I recently referred to a presentation by the Director of NIMH in which he referred to some new initiatives to deal with Conflict of Interest for NIH grantees.
Insel was asked about the tension between his calls for bench to bedside and bedside to practice translation and the conflict of interest scandals associated with the Grassley investigations. He responded that NIH was trying to get more authority to make rules for NIH grantees. Interesting. Of course with what we know about the most egregious cases the allegation is that the scientists in question were already failing to follow the existing disclosure requirements of their institutions.
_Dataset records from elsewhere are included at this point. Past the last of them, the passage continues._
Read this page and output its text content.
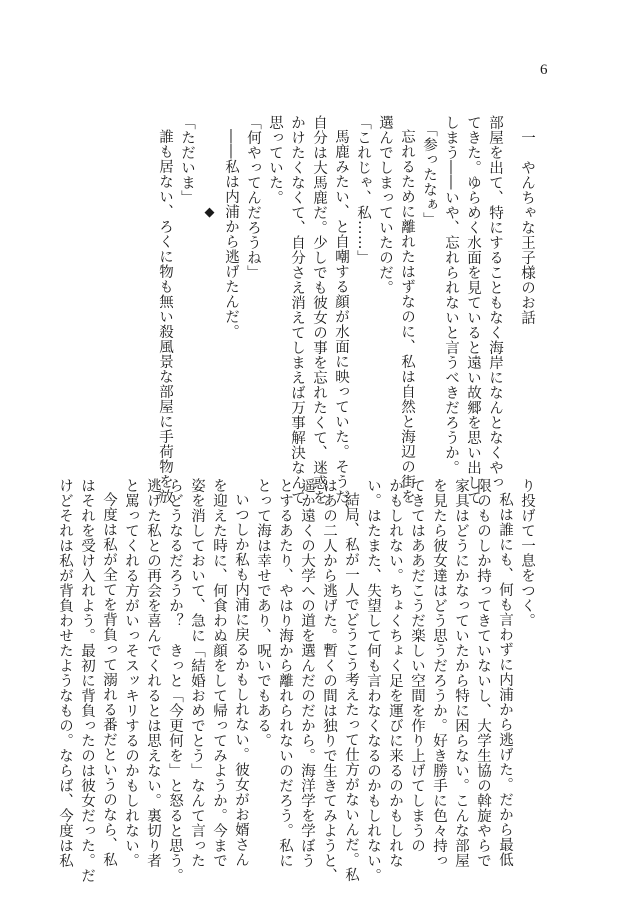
6
一　やんちゃな王子様のお話
部屋を出て、特にすることもなく海岸になんとなくやっ
てきた。ゆらめく水面を見ていると遠い故郷を思い出して
しまう――いや、忘れられないと言うべきだろうか。
「参ったなぁ」
忘れるために離れたはずなのに、私は自然と海辺の街を
選んでしまっていたのだ。
「これじゃ、私……」
馬鹿みたい、と自嘲する顔が水面に映っていた。そうだ、
自分は大馬鹿だ。少しでも彼女の事を忘れたくて、迷惑を
かけたくなくて、自分さえ消えてしまえば万事解決なんて
思っていた。
「何やってんだろうね」
――私は内浦から逃げたんだ。
◆
「ただいま」
誰も居ない、ろくに物も無い殺風景な部屋に手荷物を放
り投げて一息をつく。
私は誰にも、何も言わずに内浦から逃げた。だから最低
限のものしか持ってきていないし、大学生協の斡旋やらで
家具はどうにかなっていたから特に困らない。こんな部屋
を見たら彼女達はどう思うだろうか。好き勝手に色々持っ
てきてはああだこうだ楽しい空間を作り上げてしまうの
かもしれない。ちょくちょく足を運びに来るのかもしれな
い。はたまた、失望して何も言わなくなるのかもしれない。
結局、私が一人でどうこう考えたって仕方がないんだ。私
はあの二人から逃げた。暫くの間は独りで生きてみようと、
遥か遠くの大学への道を選んだのだから。海洋学を学ぼう
とするあたり、やはり海から離れられないのだろう。私に
とって海は幸せであり、呪いでもある。
いつしか私も内浦に戻るかもしれない。彼女がお婿さん
を迎えた時に、何食わぬ顔をして帰ってみようか。今まで
姿を消しておいて、急に「結婚おめでとう」なんて言った
らどうなるだろうか？　きっと「今更何を」と怒ると思う。
逃げた私との再会を喜んでくれるとは思えない。裏切り者
と罵ってくれる方がいっそスッキリするのかもしれない。
今度は私が全てを背負って溺れる番だというのなら、私
はそれを受け入れよう。最初に背負ったのは彼女だった。だ
けどそれは私が背負わせたようなもの。ならば、今度は私
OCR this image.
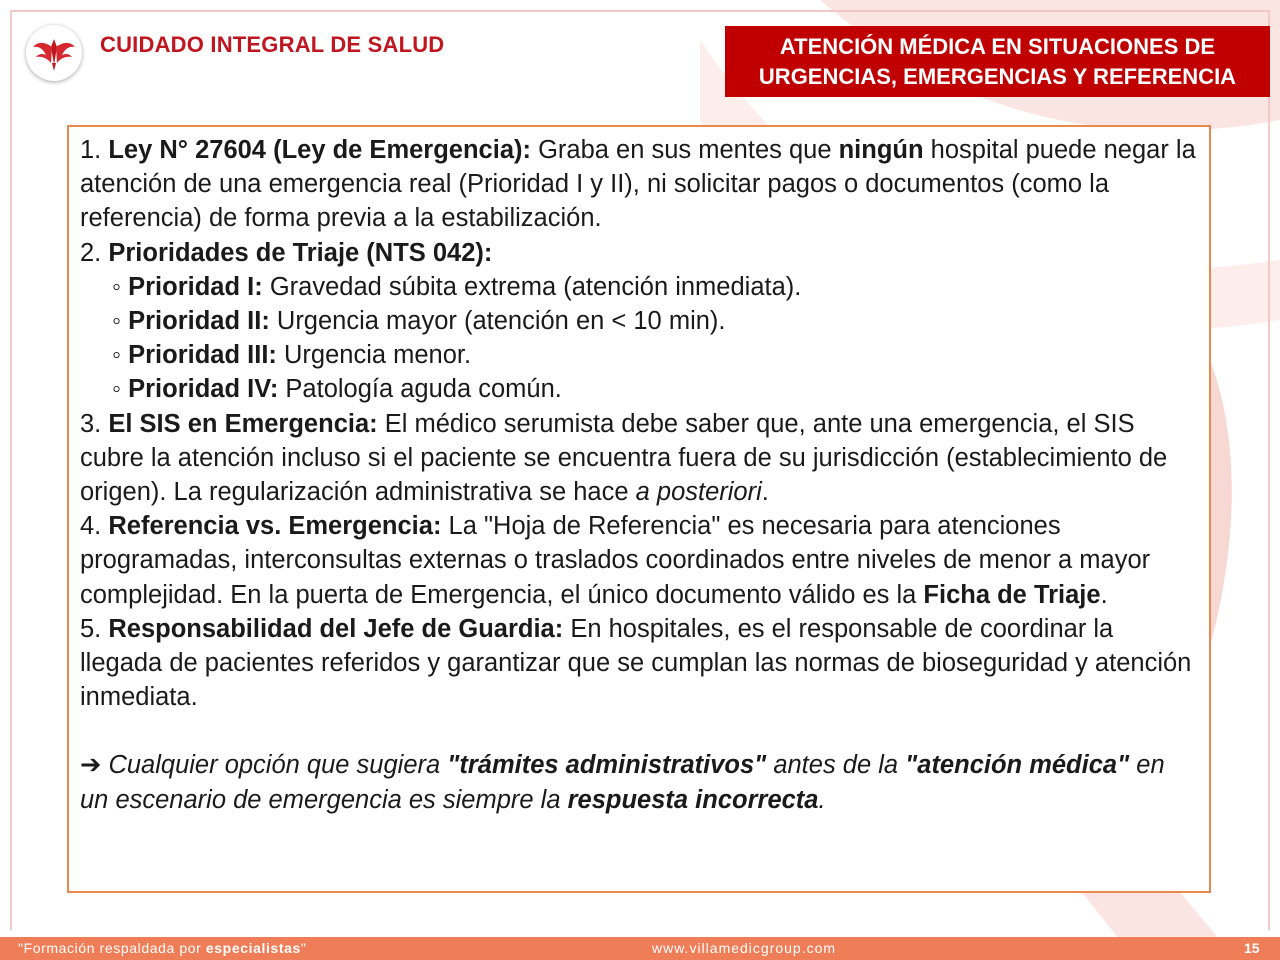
CUIDADO INTEGRAL DE SALUD	ATENCIÓN MÉDICA EN SITUACIONES DE
URGENCIAS, EMERGENCIAS Y REFERENCIA

1. Ley N° 27604 (Ley de Emergencia): Graba en sus mentes que ningún hospital puede negar la atención de una emergencia real (Prioridad I y II), ni solicitar pagos o documentos (como la referencia) de forma previa a la estabilización.

2. Prioridades de Triaje (NTS 042):

◦ Prioridad I: Gravedad súbita extrema (atención inmediata).

◦ Prioridad II: Urgencia mayor (atención en < 10 min).

◦ Prioridad III: Urgencia menor.

◦ Prioridad IV: Patología aguda común.

3. El SIS en Emergencia: El médico serumista debe saber que, ante una emergencia, el SIS cubre la atención incluso si el paciente se encuentra fuera de su jurisdicción (establecimiento de origen). La regularización administrativa se hace a posteriori.

4. Referencia vs. Emergencia: La "Hoja de Referencia" es necesaria para atenciones programadas, interconsultas externas o traslados coordinados entre niveles de menor a mayor complejidad. En la puerta de Emergencia, el único documento válido es la Ficha de Triaje.

5. Responsabilidad del Jefe de Guardia: En hospitales, es el responsable de coordinar la llegada de pacientes referidos y garantizar que se cumplan las normas de bioseguridad y atención inmediata.

➔ Cualquier opción que sugiera "trámites administrativos" antes de la "atención médica" en un escenario de emergencia es siempre la respuesta incorrecta.

"Formación respaldada por especialistas"	www.villamedicgroup.com	15
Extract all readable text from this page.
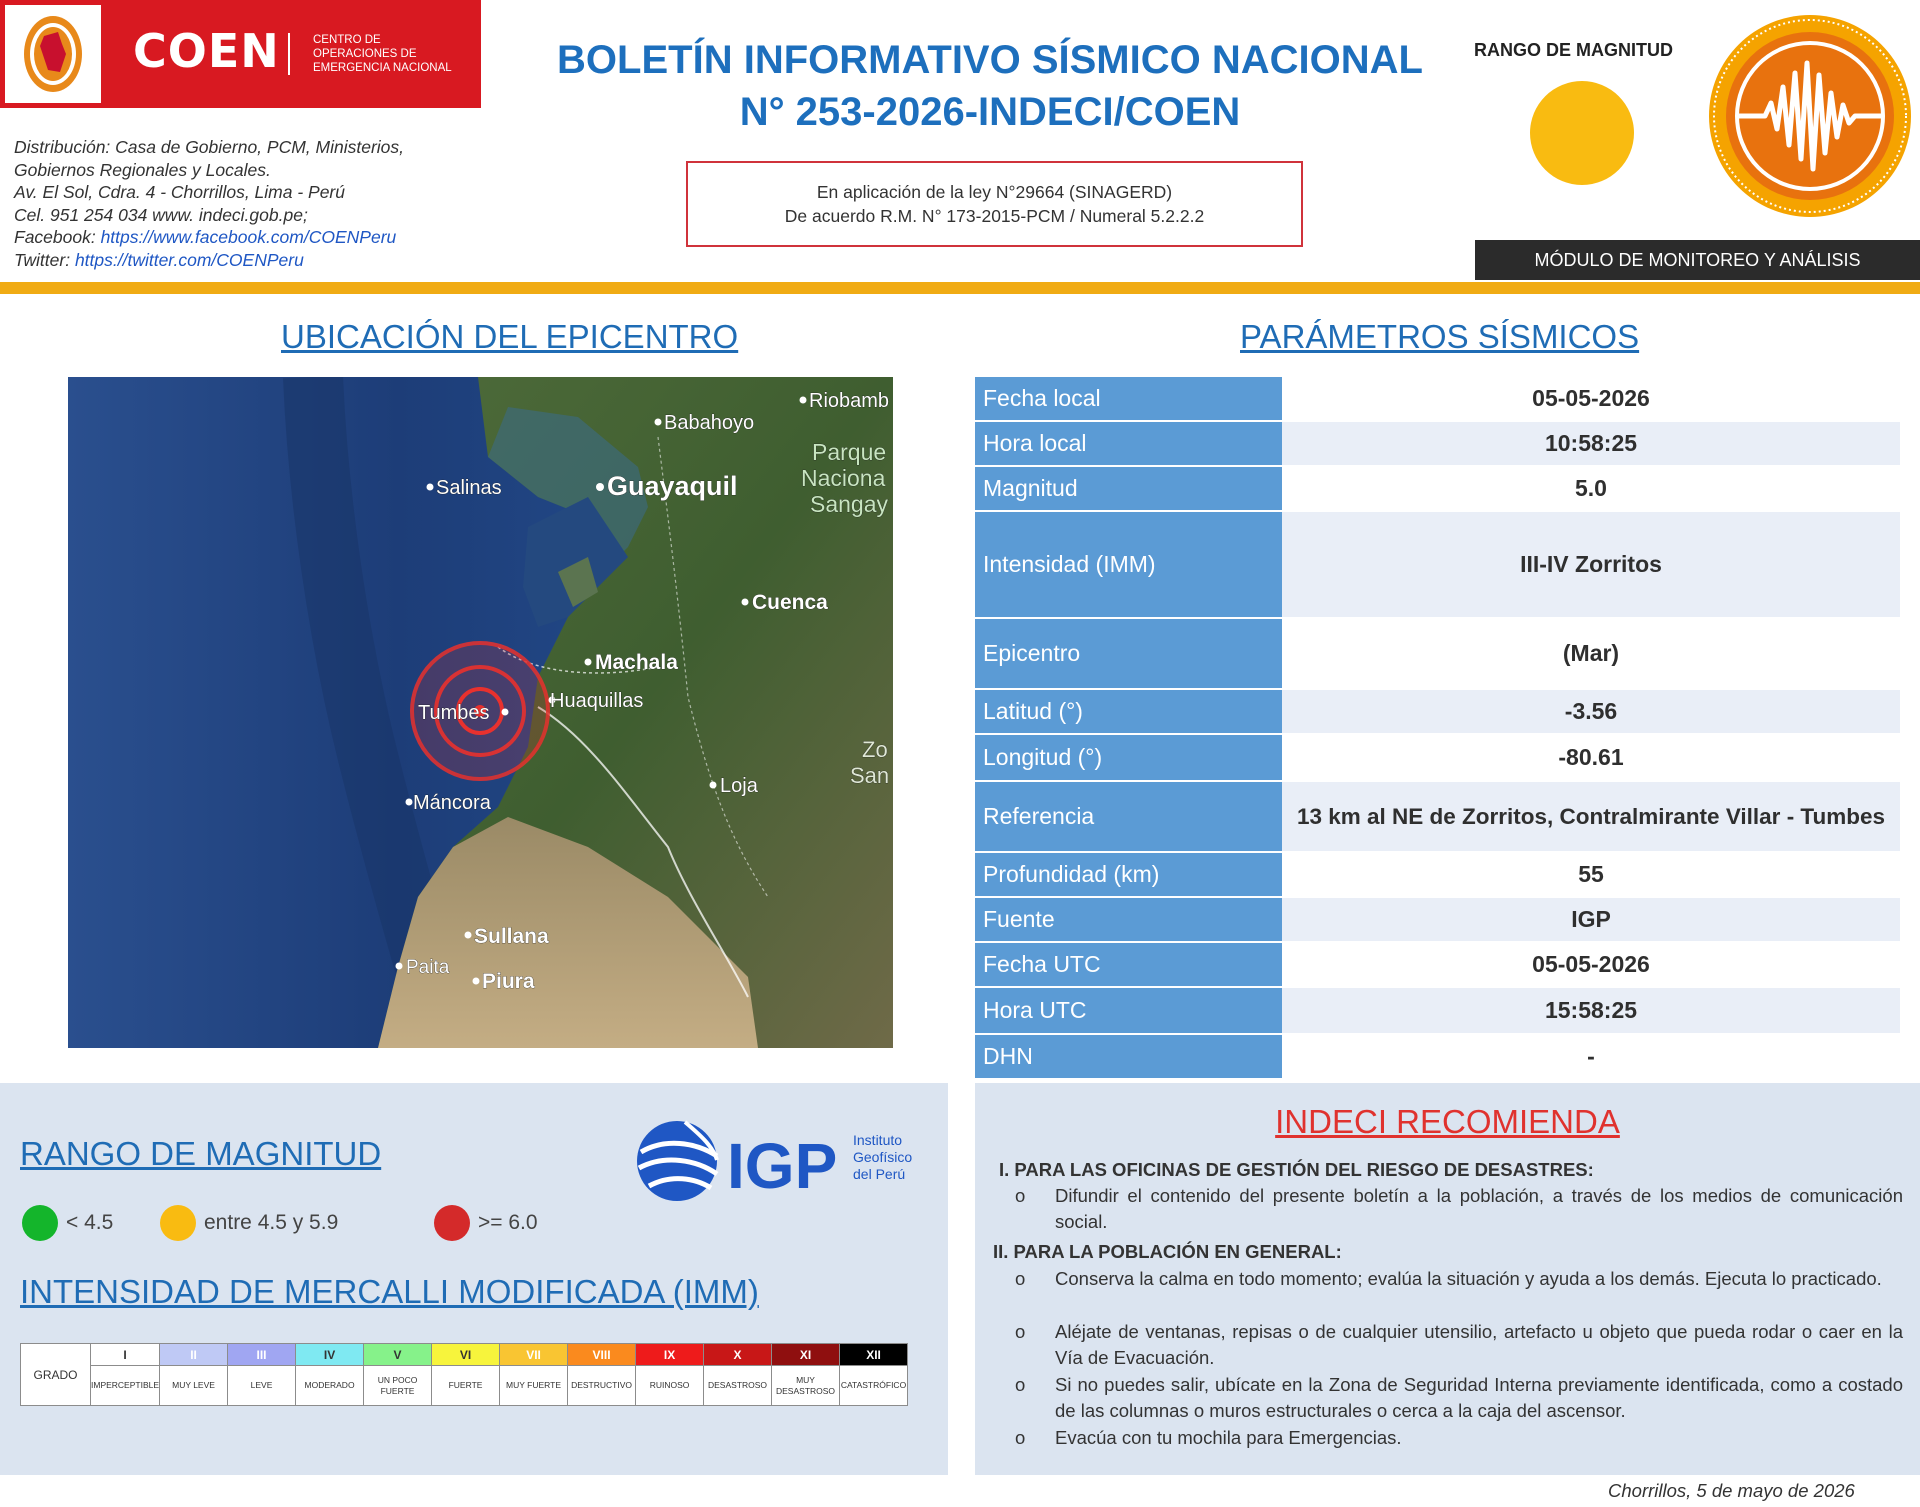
COEN	CENTRO DE
OPERACIONES DE
EMERGENCIA NACIONAL
Distribución: Casa de Gobierno, PCM, Ministerios,
Gobiernos Regionales y Locales.
Av. El Sol, Cdra. 4 - Chorrillos, Lima - Perú
Cel. 951 254 034 www. indeci.gob.pe;
Facebook: https://www.facebook.com/COENPeru
Twitter: https://twitter.com/COENPeru
BOLETÍN INFORMATIVO SÍSMICO NACIONAL
N° 253-2026-INDECI/COEN
En aplicación de la ley N°29664 (SINAGERD)
De acuerdo R.M. N° 173-2015-PCM / Numeral 5.2.2.2
RANGO DE MAGNITUD
MÓDULO DE MONITOREO Y ANÁLISIS
UBICACIÓN DEL EPICENTRO
Riobamb
Babahoyo
Salinas	Guayaquil
Parque
Naciona
Sangay
Cuenca
Machala
Huaquillas
Tumbes
Zo
San
Loja
Máncora
Sullana
Paita
Piura
PARÁMETROS SÍSMICOS
Fecha local	05-05-2026
Hora local	10:58:25
Magnitud	5.0
Intensidad (IMM)	III-IV Zorritos
Epicentro	(Mar)
Latitud (°)	-3.56
Longitud (°)	-80.61
Referencia	13 km al NE de Zorritos, Contralmirante Villar - Tumbes
Profundidad (km)	55
Fuente	IGP
Fecha UTC	05-05-2026
Hora UTC	15:58:25
DHN	-
RANGO DE MAGNITUD	IGP Instituto
Geofísico
del Perú
< 4.5	entre 4.5 y 5.9	>= 6.0
INTENSIDAD DE MERCALLI MODIFICADA (IMM)
GRADO	I	II	III	IV	V	VI	VII	VIII	IX	X	XI	XII
	IMPERCEPTIBLE	MUY LEVE	LEVE	MODERADO	UN POCO FUERTE	FUERTE	MUY FUERTE	DESTRUCTIVO	RUINOSO	DESASTROSO	MUY DESASTROSO	CATASTRÓFICO
INDECI RECOMIENDA
I. PARA LAS OFICINAS DE GESTIÓN DEL RIESGO DE DESASTRES:
o	Difundir el contenido del presente boletín a la población, a través de los medios de comunicación social.
II. PARA LA POBLACIÓN EN GENERAL:
o	Conserva la calma en todo momento; evalúa la situación y ayuda a los demás. Ejecuta lo practicado.
o	Aléjate de ventanas, repisas o de cualquier utensilio, artefacto u objeto que pueda rodar o caer en la Vía de Evacuación.
o	Si no puedes salir, ubícate en la Zona de Seguridad Interna previamente identificada, como a costado de las columnas o muros estructurales o cerca a la caja del ascensor.
o	Evacúa con tu mochila para Emergencias.
Chorrillos, 5 de mayo de 2026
So what are new rules going to do?
I ran across an initial hint over at the Science Insider blog hosted by Science magazine.
Last week, NIH submitted a draft list of questions to the White House on which it wants public input, which will help them shape the new rules:
--How to define whether a financial interest is "significant." Should the current definition, which exempts any financial conflict worth less than $10,000, get replaced with a more stringent limit or no lower limit at all?
--Whether NIH should strengthen its policing to make institutions comply by requiring independent confirmation of institutions' reports?
--Whether NIH should look for conflicts involving financial agreements between universities and companies
--Whether NIH should require investigators to disclose any and all of their financial interests
On the first, I vote "no change". Just as a frame of reference for readers, BigPharma rates for academic consulting vary but something on the order of $100 / hr or $1,000 / day is a decent start. For an average investigator, early to mid career, who comes in to present some critical advice on an assay, evaluation of some data or present some of his or her own data and methodologies. You can tell from the kind of numbers being bandied about by the press coverage of the Grassley investigations that senior people who have long term relationships might pull in $2500 - $3500 for participating in a weekend symposium on some new product. This is just by providing a bit of framework for you to consider "how involved" an investigator might be at annual compensation rates of, e.g., $1,000, $5,000 or the current reporting limit of $10,000. Again for reference, the numbers being alleged in the scandals are more substantial, in the hundreds of thousands of dollars per year range.
On the second point, heck yeah! It appears that the egregious cases that are hitting the news and blogs involve some failures to follow the established disclosure rules. So the problem lies with enforcement rather than with the limits or reporting rules. One would think, anyway.
On the third....they don't do this already??? Oh boy. So yes, I'd vote that any institution that takes NIH funds better be prepared to disclose their contracts and licensing arrangements with for-profit companies.
I'm not entirely sure how the fourth item here differs from the first. My answer would seem to be the same, which is that the annoyance factor of doing reporting paperwork (which in some types of institutions requires advance signing of all kinds of permission documents) has to be balanced against the scope of the problem.
These observations are reported by the blog as arising from a presentation by the acting director of the NIH, Raynard Kington, so we can expect some version of this to pop up on the NIH website at some point for verification.